To date, research has not revealed a fully effective treatment protocol for FM patients, but there is evidence that low-dose antidepressant medication and carefully monitored exercise programs are of benefit. Recently, investigators have suggested that a multidisciplinary, holistic treatment approach-one that emphasizes education and support- may be the most appropriate. Based on clinical observations and published literature, we believe that proper dietary choices can be a helpful component in FM treatment efforts. How can dietary changes help? Almost half of all FM patients attempt dietary changes, according to research. Many report this as a helpful approach. Even more encouraging, over 70 percent of CFS/ME patients who attempt dietary change report it as the most helpful complementary or alternative intervention. These dietary changes are, however, commonly attempted without guidance and support. Patients are often unaware of alternative choices and meal plans, which usually results in poor compliance beyond the short term.

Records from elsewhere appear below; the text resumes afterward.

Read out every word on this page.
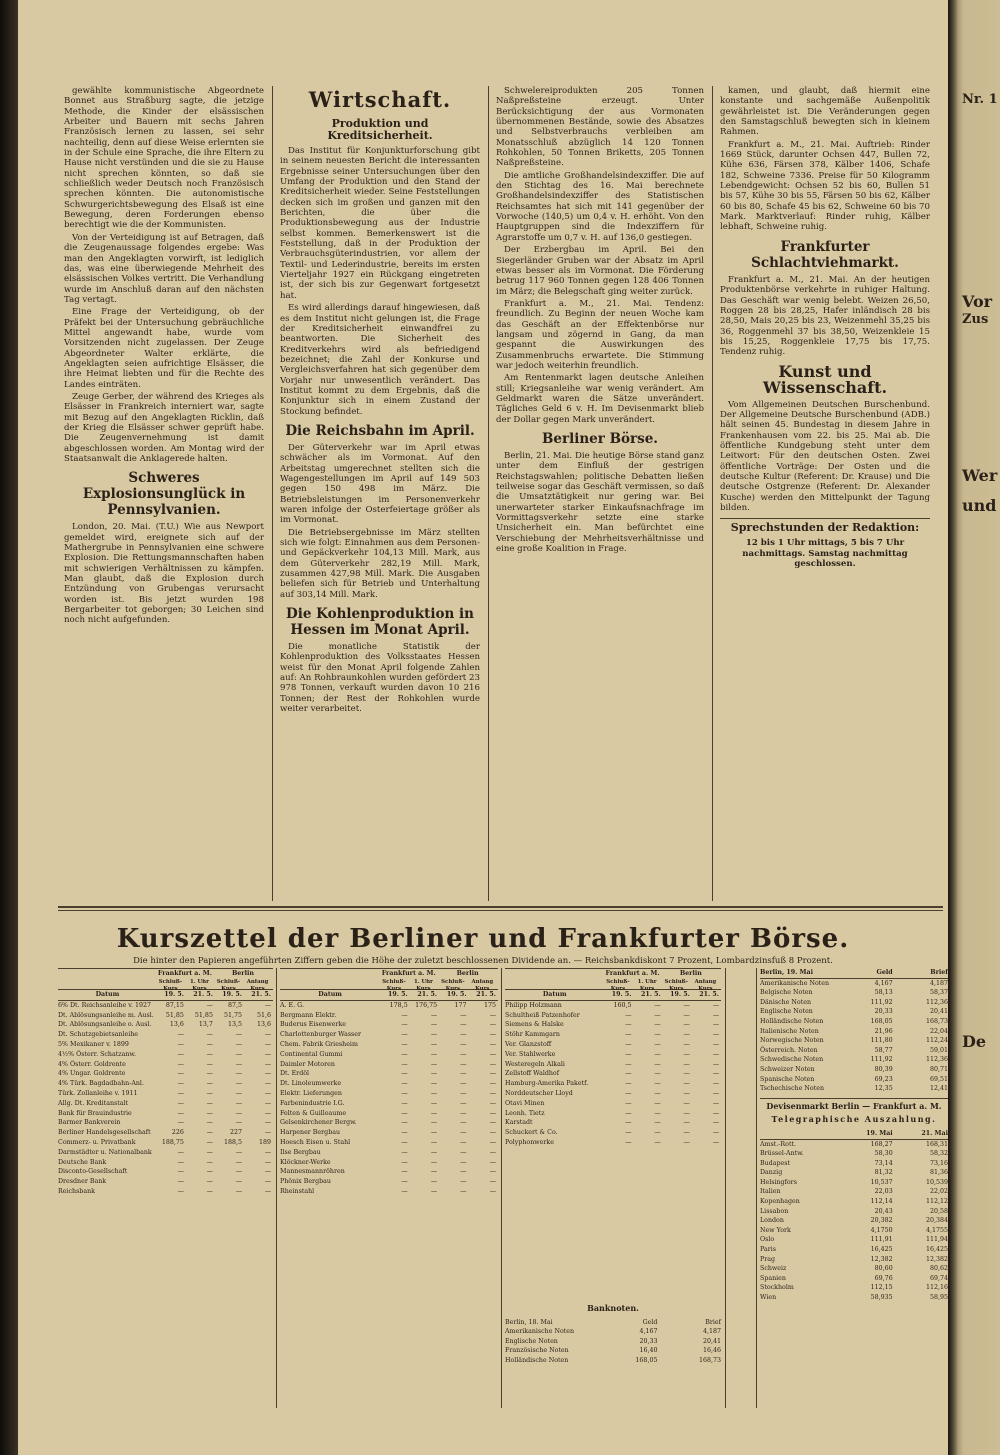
gewählte kommunistische Abgeordnete Bonnet aus Straßburg sagte, die jetzige Methode, die Kinder der elsässischen Arbeiter und Bauern mit sechs Jahren Französisch lernen zu lassen, sei sehr nachteilig, denn auf diese Weise erlernten sie in der Schule eine Sprache, die ihre Eltern zu Hause nicht verstünden und die sie zu Hause nicht sprechen könnten, so daß sie schließlich weder Deutsch noch Französisch sprechen könnten. Die autonomistische Schwurgerichtsbewegung des Elsaß ist eine Bewegung, deren Forderungen ebenso berechtigt wie die der Kommunisten.

Von der Verteidigung ist auf Betragen, daß die Zeugenaussage folgendes ergebe: Was man den Angeklagten vorwirft, ist lediglich das, was eine überwiegende Mehrheit des elsässischen Volkes vertritt. Die Verhandlung wurde im Anschluß daran auf den nächsten Tag vertagt.

Eine Frage der Verteidigung, ob der Präfekt bei der Untersuchung gebräuchliche Mittel angewandt habe, wurde vom Vorsitzenden nicht zugelassen. Der Zeuge Abgeordneter Walter erklärte, die Angeklagten seien aufrichtige Elsässer, die ihre Heimat liebten und für die Rechte des Landes einträten.

Zeuge Gerber, der während des Krieges als Elsässer in Frankreich interniert war, sagte mit Bezug auf den Angeklagten Ricklin, daß der Krieg die Elsässer schwer geprüft habe. Die Zeugenvernehmung ist damit abgeschlossen worden. Am Montag wird der Staatsanwalt die Anklagerede halten.

Schweres Explosionsunglück in Pennsylvanien.

London, 20. Mai. (T.U.) Wie aus Newport gemeldet wird, ereignete sich auf der Mathergrube in Pennsylvanien eine schwere Explosion. Die Rettungsmannschaften haben mit schwierigen Verhältnissen zu kämpfen. Man glaubt, daß die Explosion durch Entzündung von Grubengas verursacht worden ist. Bis jetzt wurden 198 Bergarbeiter tot geborgen; 30 Leichen sind noch nicht aufgefunden.

Wirtschaft.
Produktion und Kreditsicherheit.

Das Institut für Konjunkturforschung gibt in seinem neuesten Bericht die interessanten Ergebnisse seiner Untersuchungen über den Umfang der Produktion und den Stand der Kreditsicherheit wieder. Seine Feststellungen decken sich im großen und ganzen mit den Berichten, die über die Produktionsbewegung aus der Industrie selbst kommen. Bemerkenswert ist die Feststellung, daß in der Produktion der Verbrauchsgüterindustrien, vor allem der Textil- und Lederindustrie, bereits im ersten Vierteljahr 1927 ein Rückgang eingetreten ist, der sich bis zur Gegenwart fortgesetzt hat.

Es wird allerdings darauf hingewiesen, daß es dem Institut nicht gelungen ist, die Frage der Kreditsicherheit einwandfrei zu beantworten. Die Sicherheit des Kreditverkehrs wird als befriedigend bezeichnet; die Zahl der Konkurse und Vergleichsverfahren hat sich gegenüber dem Vorjahr nur unwesentlich verändert. Das Institut kommt zu dem Ergebnis, daß die Konjunktur sich in einem Zustand der Stockung befindet.

Die Reichsbahn im April.

Der Güterverkehr war im April etwas schwächer als im Vormonat. Auf den Arbeitstag umgerechnet stellten sich die Wagengestellungen im April auf 149 503 gegen 150 498 im März. Die Betriebsleistungen im Personenverkehr waren infolge der Osterfeiertage größer als im Vormonat.

Die Betriebsergebnisse im März stellten sich wie folgt: Einnahmen aus dem Personen- und Gepäckverkehr 104,13 Mill. Mark, aus dem Güterverkehr 282,19 Mill. Mark, zusammen 427,98 Mill. Mark. Die Ausgaben beliefen sich für Betrieb und Unterhaltung auf 303,14 Mill. Mark.

Die Kohlenproduktion in Hessen im Monat April.

Die monatliche Statistik der Kohlenproduktion des Volksstaates Hessen weist für den Monat April folgende Zahlen auf: An Rohbraunkohlen wurden gefördert 23 978 Tonnen, verkauft wurden davon 10 216 Tonnen; der Rest der Rohkohlen wurde weiter verarbeitet.

Schwelereiprodukten 205 Tonnen Naßpreßsteine erzeugt. Unter Berücksichtigung der aus Vormonaten übernommenen Bestände, sowie des Absatzes und Selbstverbrauchs verbleiben am Monatsschluß abzüglich 14 120 Tonnen Rohkohlen, 50 Tonnen Briketts, 205 Tonnen Naßpreßsteine.

Die amtliche Großhandelsindexziffer. Die auf den Stichtag des 16. Mai berechnete Großhandelsindexziffer des Statistischen Reichsamtes hat sich mit 141 gegenüber der Vorwoche (140,5) um 0,4 v. H. erhöht. Von den Hauptgruppen sind die Indexziffern für Agrarstoffe um 0,7 v. H. auf 136,0 gestiegen.

Der Erzbergbau im April. Bei den Siegerländer Gruben war der Absatz im April etwas besser als im Vormonat. Die Förderung betrug 117 960 Tonnen gegen 128 406 Tonnen im März; die Belegschaft ging weiter zurück.

Frankfurt a. M., 21. Mai. Tendenz: freundlich. Zu Beginn der neuen Woche kam das Geschäft an der Effektenbörse nur langsam und zögernd in Gang, da man gespannt die Auswirkungen des Zusammenbruchs erwartete. Die Stimmung war jedoch weiterhin freundlich.

Am Rentenmarkt lagen deutsche Anleihen still; Kriegsanleihe war wenig verändert. Am Geldmarkt waren die Sätze unverändert. Tägliches Geld 6 v. H. Im Devisenmarkt blieb der Dollar gegen Mark unverändert.

Berliner Börse.

Berlin, 21. Mai. Die heutige Börse stand ganz unter dem Einfluß der gestrigen Reichstagswahlen; politische Debatten ließen teilweise sogar das Geschäft vermissen, so daß die Umsatztätigkeit nur gering war. Bei unerwarteter starker Einkaufsnachfrage im Vormittagsverkehr setzte eine starke Unsicherheit ein. Man befürchtet eine Verschiebung der Mehrheitsverhältnisse und eine große Koalition in Frage.

kamen, und glaubt, daß hiermit eine konstante und sachgemäße Außenpolitik gewährleistet ist. Die Veränderungen gegen den Samstagschluß bewegten sich in kleinem Rahmen.

Frankfurt a. M., 21. Mai. Auftrieb: Rinder 1669 Stück, darunter Ochsen 447, Bullen 72, Kühe 636, Färsen 378, Kälber 1406, Schafe 182, Schweine 7336. Preise für 50 Kilogramm Lebendgewicht: Ochsen 52 bis 60, Bullen 51 bis 57, Kühe 30 bis 55, Färsen 50 bis 62, Kälber 60 bis 80, Schafe 45 bis 62, Schweine 60 bis 70 Mark. Marktverlauf: Rinder ruhig, Kälber lebhaft, Schweine ruhig.

Frankfurter Schlachtviehmarkt.

Frankfurt a. M., 21. Mai. An der heutigen Produktenbörse verkehrte in ruhiger Haltung. Das Geschäft war wenig belebt. Weizen 26,50, Roggen 28 bis 28,25, Hafer inländisch 28 bis 28,50, Mais 20,25 bis 23, Weizenmehl 35,25 bis 36, Roggenmehl 37 bis 38,50, Weizenkleie 15 bis 15,25, Roggenkleie 17,75 bis 17,75. Tendenz ruhig.

Kunst und Wissenschaft.

Vom Allgemeinen Deutschen Burschenbund. Der Allgemeine Deutsche Burschenbund (ADB.) hält seinen 45. Bundestag in diesem Jahre in Frankenhausen vom 22. bis 25. Mai ab. Die öffentliche Kundgebung steht unter dem Leitwort: Für den deutschen Osten. Zwei öffentliche Vorträge: Der Osten und die deutsche Kultur (Referent: Dr. Krause) und Die deutsche Ostgrenze (Referent: Dr. Alexander Kusche) werden den Mittelpunkt der Tagung bilden.

Sprechstunden der Redaktion:
12 bis 1 Uhr mittags, 5 bis 7 Uhr nachmittags. Samstag nachmittag geschlossen.
Kurszettel der Berliner und Frankfurter Börse.
Die hinter den Papieren angeführten Ziffern geben die Höhe der zuletzt beschlossenen Dividende an. — Reichsbankdiskont 7 Prozent, Lombardzinsfuß 8 Prozent.
Frankfurt a. M.	Berlin
Schluß-Kurs
1. Uhr Kurs
Schluß-Kurs
Anfang Kurs
Datum	19. 5.	21. 5.	19. 5.	21. 5.
6% Dt. Reichsanleihe v. 1927	87,15	—	87,5	—
Dt. Ablösungsanleihe m. Ausl.	51,85	51,85	51,75	51,6
Dt. Ablösungsanleihe o. Ausl.	13,6	13,7	13,5	13,6
Dt. Schutzgebietsanleihe	—	—	—	—
5% Mexikaner v. 1899	—	—	—	—
4½% Österr. Schatzanw.	—	—	—	—
4% Österr. Goldrente	—	—	—	—
4% Ungar. Goldrente	—	—	—	—
4% Türk. Bagdadbahn-Anl.	—	—	—	—
Türk. Zollanleihe v. 1911	—	—	—	—
Allg. Dt. Kreditanstalt	—	—	—	—
Bank für Brauindustrie	—	—	—	—
Barmer Bankverein	—	—	—	—
Berliner Handelsgesellschaft	226	—	227	—
Commerz- u. Privatbank	188,75	—	188,5	189
Darmstädter u. Nationalbank	—	—	—	—
Deutsche Bank	—	—	—	—
Disconto-Gesellschaft	—	—	—	—
Dresdner Bank	—	—	—	—
Reichsbank	—	—	—	—
Frankfurt a. M.	Berlin
Schluß-Kurs
1. Uhr Kurs
Schluß-Kurs
Anfang Kurs
Datum	19. 5.	21. 5.	19. 5.	21. 5.
A. E. G.	178,5	176,75	177	175
Bergmann Elektr.	—	—	—	—
Buderus Eisenwerke	—	—	—	—
Charlottenburger Wasser	—	—	—	—
Chem. Fabrik Griesheim	—	—	—	—
Continental Gummi	—	—	—	—
Daimler Motoren	—	—	—	—
Dt. Erdöl	—	—	—	—
Dt. Linoleumwerke	—	—	—	—
Elektr. Lieferungen	—	—	—	—
Farbenindustrie I.G.	—	—	—	—
Felten & Guilleaume	—	—	—	—
Gelsenkirchener Bergw.	—	—	—	—
Harpener Bergbau	—	—	—	—
Hoesch Eisen u. Stahl	—	—	—	—
Ilse Bergbau	—	—	—	—
Klöckner-Werke	—	—	—	—
Mannesmannröhren	—	—	—	—
Phönix Bergbau	—	—	—	—
Rheinstahl	—	—	—	—
Frankfurt a. M.	Berlin
Schluß-Kurs
1. Uhr Kurs
Schluß-Kurs
Anfang Kurs
Datum	19. 5.	21. 5.	19. 5.	21. 5.
Philipp Holzmann	160,5	—	—	—
Schultheiß Patzenhofer	—	—	—	—
Siemens & Halske	—	—	—	—
Stöhr Kammgarn	—	—	—	—
Ver. Glanzstoff	—	—	—	—
Ver. Stahlwerke	—	—	—	—
Westeregeln Alkali	—	—	—	—
Zellstoff Waldhof	—	—	—	—
Hamburg-Amerika Paketf.	—	—	—	—
Norddeutscher Lloyd	—	—	—	—
Otavi Minen	—	—	—	—
Leonh. Tietz	—	—	—	—
Karstadt	—	—	—	—
Schuckert & Co.	—	—	—	—
Polyphonwerke	—	—	—	—
Banknoten.
Berlin, 18. Mai	Geld	Brief
Amerikanische Noten	4,167	4,187
Englische Noten	20,33	20,41
Französische Noten	16,40	16,46
Holländische Noten	168,05	168,73
Berlin, 19. Mai	Geld	Brief
Amerikanische Noten	4,167	4,187
Belgische Noten	58,13	58,37
Dänische Noten	111,92	112,36
Englische Noten	20,33	20,41
Holländische Noten	168,05	168,73
Italienische Noten	21,96	22,04
Norwegische Noten	111,80	112,24
Österreich. Noten	58,77	59,01
Schwedische Noten	111,92	112,36
Schweizer Noten	80,39	80,71
Spanische Noten	69,23	69,51
Tschechische Noten	12,35	12,41
Devisenmarkt Berlin — Frankfurt a. M.
Telegraphische Auszahlung.
19. Mai	21. Mai
Amst.-Rott.	168,27	168,31
Brüssel-Antw.	58,30	58,32
Budapest	73,14	73,16
Danzig	81,32	81,36
Helsingfors	10,537	10,539
Italien	22,03	22,02
Kopenhagen	112,14	112,12
Lissabon	20,43	20,58
London	20,382	20,384
New York	4,1750	4,1755
Oslo	111,91	111,94
Paris	16,425	16,425
Prag	12,382	12,382
Schweiz	80,60	80,62
Spanien	69,76	69,74
Stockholm	112,15	112,16
Wien	58,935	58,95
Nr. 1
Vor
Zus
Wer
und
De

A number of research papers have shown that vegetarian and vegan diets, at least over the short term, can be beneficial in reducing FM symptoms. In a study published in the Scandinavian Journal of Rheumatology (Kaartinen et al., 2000), FM patients on a vegan diet for three months had a 30 percent reduction in tender point numbers and exhibited almost no need for painkillers. Increased intake of fruit and vegetable antioxidant and anti-inflammatory phytonutrients (natural chemicals that give plants their taste, color, and texture) is thought to play a part in the benefit of such diets. This does not mean that FM patients should become vegetarian or vegan; however, it does suggest that reducing proinflammatory animal fat, particularly red meat, and increasing fruits and vegetables may indeed be beneficial.
There is much discussion on the Internet concerning a possible link to nightshade family vegetables and autoimmune diseases (e.g., lupus, rheumatoid arthritis, ankylosing spondylitis). Nightshade vegetables include potatoes, eggplants, tomatoes, and bell/hot peppers, and it has been speculated that these foods might weaken autoimmunity. In recent years this theory has been extended into the realm of fibromyalgia. It is very important to note that there is absolutely no credible research to back up this theory in autoimmunity, let alone fibromyalgia. That said, as clinicians we have observed select patients whose conditions do appear to be aggravated by the aforementioned nightshade vegetables. As with wheat, dairy, and other food groups, the only way to truly identify a nightshade sensitivity is through elimination and challenge. If you find an exacerbation of symptoms with any members of the nightshade family, then by all means eliminate them. However, to give blanket advice to all fibromyalgia patients calling for the elimination of nightshade vegetables is inappropriate. Experimental studies, for example, show that eggplant has anti-inflammatory properties, and tomatoes, eggplants, and bell peppers are all rich in antioxidants- desperately needed antioxidants. If you do have a sensitivity to nightshades then substitute purple cauliflower, cabbage, carrots, and dark green vegetables like spinach, bok choy, and kale, and use sweet potatoes while avoiding regular spuds.